Im Folgenden werden die verschiedenen Bestandteile, sowie ihre Eigenschaften und Beziehungen untereinander, näher beschrieben.

Orte, an denen das Märchen spielt, werden nur über ihren
Typ (Attribut type) charakterisiert. Mögliche Ortstypen sind dabei z.B. Wald, Schloss oder Stall. Daneben existiert außerdem der Typ „Nirgendwo“ für Szenen ohne eindeutig bestimmbaren Ort (z. B. Abschnitte des Märchens, an denen nur der Erzähler beteiligt ist). Jeder Ort erhält eine spezifische ID der Form
loc1,
loc2 etc.

Charaktere werden über eine Reihe von Eigenschaften beschrieben, welche zum einen inhärente demographische Eigenschaften (Name, Alter, Geschlecht, Typ), sowie zum anderen externe Eigenschaften (Einstellung, Propp-Archetyp – s. (Propp 1977)) beinhalten. Beim
Namen (name) des Charakters handelt es sich um eine Zeichenkette, z.B. „Rapunzel.“ (Wird ein Charakter auf mehrere Arten gerufen, so wird die häufigste Bezeichnung gewählt.)
Alter (age) des Charakters wird nicht in Zahlen, sondern in Stufen angegeben, da Märchen im Allgemeinen keine genauen Altersangaben enthalten; die möglichen Werte sind dabei „toddler“, „child“, „teenager“, „young adult“, „adult“ und „senior“. Das
Geschlecht (gender) des Charakters wird den klassischen Vorstellungen folgend entweder mit „male“ oder „female“ angegeben. Zusätzlich gibt es den Wert „none“ für geschlechtlich unterspezifizierte Charaktere wie Tiere, Monster usw. Der
Typ des Charakters unterscheidet z. B. zwischen „human“ oder „animal/monster“. Für „animal/monster“ unterscheiden wir zusätzlich nach
Subtypen, z.B. für Tiere nach Größe, also „small“, „medium“ oder „big“, oder „witch“ und „demon“ für einen bestimmten Monstertyp. Eine binäre Feststellung der
Einstellung bzw. Gesinnung des Charakters verortet diesen auf der Gut-/Böse-Achse: „evil“ oder „neutral“. Außerdem wird der
Propp-Archetyp des Charakters angegeben: „hero“, „villain“ etc. (Propp, 1977). Jeder Charakter erhält eine spezifische ID von der Form
ch1,
ch2 usw. Außerdem gehören zu jedem Märchen zwei „Dummy“-Charaktere für Erzähler und Zuhörer, welche stets die IDs
ch0 bzw.
ch-1 und die Typen „narrator“ bzw. „listener“ zugewiesen bekommen. Dies ist nötig, um auch Passagen darstellen zu können, welche vom Erzähler gesprochen werden, der selbst ja kein eigentlicher Charakter der Handlung ist. Dies ist notwendig, um ein automatisches „Vorlesen“ des Märchens zu implementieren.

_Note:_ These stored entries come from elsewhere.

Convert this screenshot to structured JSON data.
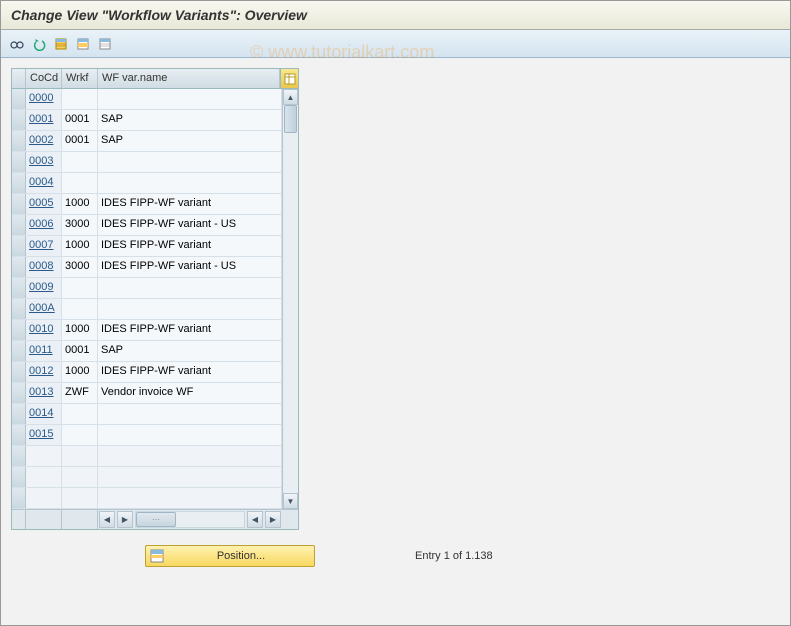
{
  "title": "Change View \"Workflow Variants\": Overview",
  "watermark": "© www.tutorialkart.com",
  "columns": {
    "cocd": "CoCd",
    "wrkf": "Wrkf",
    "name": "WF var.name"
  },
  "rows": [
    {
      "cocd": "0000",
      "wrkf": "",
      "name": ""
    },
    {
      "cocd": "0001",
      "wrkf": "0001",
      "name": "SAP"
    },
    {
      "cocd": "0002",
      "wrkf": "0001",
      "name": "SAP"
    },
    {
      "cocd": "0003",
      "wrkf": "",
      "name": ""
    },
    {
      "cocd": "0004",
      "wrkf": "",
      "name": ""
    },
    {
      "cocd": "0005",
      "wrkf": "1000",
      "name": "IDES FIPP-WF variant"
    },
    {
      "cocd": "0006",
      "wrkf": "3000",
      "name": "IDES FIPP-WF variant - US"
    },
    {
      "cocd": "0007",
      "wrkf": "1000",
      "name": "IDES FIPP-WF variant"
    },
    {
      "cocd": "0008",
      "wrkf": "3000",
      "name": "IDES FIPP-WF variant - US"
    },
    {
      "cocd": "0009",
      "wrkf": "",
      "name": ""
    },
    {
      "cocd": "000A",
      "wrkf": "",
      "name": ""
    },
    {
      "cocd": "0010",
      "wrkf": "1000",
      "name": "IDES FIPP-WF variant"
    },
    {
      "cocd": "0011",
      "wrkf": "0001",
      "name": "SAP"
    },
    {
      "cocd": "0012",
      "wrkf": "1000",
      "name": "IDES FIPP-WF variant"
    },
    {
      "cocd": "0013",
      "wrkf": "ZWF",
      "name": "Vendor invoice WF"
    },
    {
      "cocd": "0014",
      "wrkf": "",
      "name": ""
    },
    {
      "cocd": "0015",
      "wrkf": "",
      "name": ""
    }
  ],
  "blank_rows": 3,
  "position_button": "Position...",
  "entry_status": "Entry 1 of 1.138",
  "toolbar_icons": [
    "change-icon",
    "undo-icon",
    "select-all-icon",
    "select-block-icon",
    "deselect-all-icon"
  ]
}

Szenen werden im Hinblick auf Zeit, Ort, beteiligte Charaktere sowie Propp Funktionen (Propp, 1977) beschrieben. Der
Zeitpunkt (time), zu dem die Szene spielt, wird anhand einer ID der Form
t1,
t2 usw. angegeben, wobei die IDs den linearen Ablauf der Zeit darstellen. Der
Ort (location), an dem die Szene spielt, wird als String in Großbuchstaben angegeben, ausgewählt aus einer Liste mit Möglichkeiten. Der
Übergang zur nächsten Szene (transition) wird ebenfalls codiert, indem das Bewegungsverb, das den Übergang von einem Ort zum anderen beschreibt, oder die Phrase, die stattdessen den Szenenwechsel einleitet, angegeben wird. Die an der Handlung der Szene beteiligten
Charaktere werden mit ihren IDs angegeben, also z. B.
ch2,
ch3,
ch5. Dabei werden alle Charaktere berücksichtigt, die in der Szene zugegen sind, auch wenn diese bspw. nicht sprechen. Die Propp-Funktionen und -Subfunktionen der Szene werden mit ihrem Symbol (nach der englischen Ausgabe Propp (1977)) angegeben, also z. B. A4 – „theft of daylight“. Jede Szene erhält eine spezifische ID der Form
s1,
s2 etc. Da die Märchenhandlung im Allgemeinen linear erzählt wird, ist der Index üblicherweise (aber nicht notwendigerweise) identisch mit demjenigen des Zeitpunkts der Szene, d. h. die Szene
s1 wird üblicherweise zum Zeitpunkt
t1 spielen usw. Jeder Szene sind
Dialogakte untergeordnet, denen der zu dieser Szene gehörige Text entspricht.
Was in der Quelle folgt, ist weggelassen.